Cinq ans après Echo,où il scannait la société islandaise à travers des plans fixes et une cinquantaine de micro-nouvelles plus ou moins grinçantes, le cinéaste Runar Runarsson signe un récit d’apprentissage à l’os, vingt-quatre heures de la vie d’une fille foudroyée en plein bonheur. L’auteur de Sparrows (2015) y met d’avantage de cœur mais conserve le sens des détails parlants, et même des petits riens criants – une paire de chaussures laissée chez l’amoureux, une brosse à dents qu’on partageait hier et qu’on ose plus saisir aujourd’hui…

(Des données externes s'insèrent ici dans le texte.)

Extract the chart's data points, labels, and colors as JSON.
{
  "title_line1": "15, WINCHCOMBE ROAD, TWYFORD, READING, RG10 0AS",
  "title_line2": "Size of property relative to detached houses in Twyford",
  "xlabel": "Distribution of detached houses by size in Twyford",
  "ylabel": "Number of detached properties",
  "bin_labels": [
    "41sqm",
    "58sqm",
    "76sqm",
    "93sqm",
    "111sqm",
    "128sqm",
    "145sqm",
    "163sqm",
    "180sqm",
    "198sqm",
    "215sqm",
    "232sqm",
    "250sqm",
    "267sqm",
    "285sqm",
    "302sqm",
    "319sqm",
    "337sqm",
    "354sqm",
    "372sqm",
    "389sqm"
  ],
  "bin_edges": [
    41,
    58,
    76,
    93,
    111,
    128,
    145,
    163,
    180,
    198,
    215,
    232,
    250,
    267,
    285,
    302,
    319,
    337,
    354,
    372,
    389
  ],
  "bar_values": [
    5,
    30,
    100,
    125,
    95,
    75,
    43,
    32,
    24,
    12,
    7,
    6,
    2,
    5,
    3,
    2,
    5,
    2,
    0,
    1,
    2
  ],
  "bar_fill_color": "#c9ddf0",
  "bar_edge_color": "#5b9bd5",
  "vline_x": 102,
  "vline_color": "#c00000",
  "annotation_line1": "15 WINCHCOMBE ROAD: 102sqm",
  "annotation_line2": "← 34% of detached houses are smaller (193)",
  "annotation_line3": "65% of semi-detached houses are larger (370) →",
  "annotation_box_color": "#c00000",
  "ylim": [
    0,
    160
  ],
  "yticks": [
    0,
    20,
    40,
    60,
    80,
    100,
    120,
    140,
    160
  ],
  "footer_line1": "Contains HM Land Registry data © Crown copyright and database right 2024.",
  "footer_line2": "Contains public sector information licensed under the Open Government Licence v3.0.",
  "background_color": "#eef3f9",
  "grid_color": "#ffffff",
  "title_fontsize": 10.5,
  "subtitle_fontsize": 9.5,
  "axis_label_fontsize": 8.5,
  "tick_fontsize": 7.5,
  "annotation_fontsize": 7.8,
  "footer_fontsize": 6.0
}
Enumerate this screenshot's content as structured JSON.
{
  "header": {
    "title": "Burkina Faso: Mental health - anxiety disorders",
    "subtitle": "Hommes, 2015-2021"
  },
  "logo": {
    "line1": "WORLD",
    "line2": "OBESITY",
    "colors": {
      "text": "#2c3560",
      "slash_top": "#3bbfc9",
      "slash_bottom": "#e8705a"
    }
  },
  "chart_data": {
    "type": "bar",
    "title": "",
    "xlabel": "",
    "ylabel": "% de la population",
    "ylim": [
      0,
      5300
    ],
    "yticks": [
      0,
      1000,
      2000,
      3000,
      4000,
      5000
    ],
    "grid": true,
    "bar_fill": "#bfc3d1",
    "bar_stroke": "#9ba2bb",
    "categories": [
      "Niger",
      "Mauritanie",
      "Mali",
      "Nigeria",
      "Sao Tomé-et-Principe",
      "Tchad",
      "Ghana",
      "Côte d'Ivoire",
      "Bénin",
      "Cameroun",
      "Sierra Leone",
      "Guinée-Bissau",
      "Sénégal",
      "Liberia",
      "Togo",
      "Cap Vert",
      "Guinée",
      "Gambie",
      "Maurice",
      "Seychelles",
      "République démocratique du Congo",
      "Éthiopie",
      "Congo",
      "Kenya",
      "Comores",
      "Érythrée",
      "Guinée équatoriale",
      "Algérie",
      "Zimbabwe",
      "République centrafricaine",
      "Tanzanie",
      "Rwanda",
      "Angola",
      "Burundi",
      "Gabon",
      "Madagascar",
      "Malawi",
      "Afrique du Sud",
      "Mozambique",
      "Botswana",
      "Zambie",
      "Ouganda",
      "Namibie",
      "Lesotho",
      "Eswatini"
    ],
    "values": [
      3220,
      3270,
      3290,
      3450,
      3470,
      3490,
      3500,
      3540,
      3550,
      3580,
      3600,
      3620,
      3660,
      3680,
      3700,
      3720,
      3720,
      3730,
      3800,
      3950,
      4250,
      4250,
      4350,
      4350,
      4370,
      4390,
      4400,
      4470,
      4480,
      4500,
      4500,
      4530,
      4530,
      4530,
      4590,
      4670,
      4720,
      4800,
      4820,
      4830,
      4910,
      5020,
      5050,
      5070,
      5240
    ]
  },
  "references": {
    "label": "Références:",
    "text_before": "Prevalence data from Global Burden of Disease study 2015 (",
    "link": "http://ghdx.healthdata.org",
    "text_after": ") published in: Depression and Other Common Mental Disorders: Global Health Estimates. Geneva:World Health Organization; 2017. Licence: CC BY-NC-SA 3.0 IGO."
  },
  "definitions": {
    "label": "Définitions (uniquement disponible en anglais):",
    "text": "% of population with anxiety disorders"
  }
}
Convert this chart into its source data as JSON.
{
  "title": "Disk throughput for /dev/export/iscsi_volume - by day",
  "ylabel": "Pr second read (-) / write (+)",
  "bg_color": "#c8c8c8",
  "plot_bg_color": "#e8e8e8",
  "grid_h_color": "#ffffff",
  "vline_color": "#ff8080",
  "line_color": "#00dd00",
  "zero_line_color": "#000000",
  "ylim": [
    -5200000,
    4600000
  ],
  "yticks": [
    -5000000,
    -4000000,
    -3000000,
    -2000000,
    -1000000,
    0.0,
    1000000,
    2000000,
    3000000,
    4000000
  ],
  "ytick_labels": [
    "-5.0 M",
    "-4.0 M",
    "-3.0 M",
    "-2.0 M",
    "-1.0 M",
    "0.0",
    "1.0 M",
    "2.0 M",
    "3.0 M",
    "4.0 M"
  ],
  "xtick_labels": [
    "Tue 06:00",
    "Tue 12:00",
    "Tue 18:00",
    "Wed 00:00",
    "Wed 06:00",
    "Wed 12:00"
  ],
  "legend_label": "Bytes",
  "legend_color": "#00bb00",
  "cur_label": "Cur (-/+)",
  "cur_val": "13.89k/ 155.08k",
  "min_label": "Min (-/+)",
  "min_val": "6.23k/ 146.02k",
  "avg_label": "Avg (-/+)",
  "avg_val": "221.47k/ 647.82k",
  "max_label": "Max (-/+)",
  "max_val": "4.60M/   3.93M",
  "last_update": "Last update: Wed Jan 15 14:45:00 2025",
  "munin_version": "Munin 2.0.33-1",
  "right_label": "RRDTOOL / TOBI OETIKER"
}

Alors que toute l’Islande se recueille après la catastrophe, la bande de potes, elle, serre les rangs autour de Klara, la « veuve » , tandis qu’ Una hérite d’un second rôle un peu hors d’âge, celui de l’ « autre femme » . Or elle reste l’héroïne du film, qui fixe intensément sa gravité aux yeux rougis, sa discrétion forcée, et guette ce que l’épreuve va révéler de son âme- spoiler : ce sera beau. Son interprète, Elin Hall, coupe garçonne et look androgyne, lui prête une féminité sans chichis, tranchante. Dans son refus de rouler des mécaniques, When the Light Breaks laisse affleurer une poignée de scènes marquantes, comme cette danse, presque transe, finissant en empilement de corps solidaires, ou sa conclusion, inattendue et d’une tendresse folle.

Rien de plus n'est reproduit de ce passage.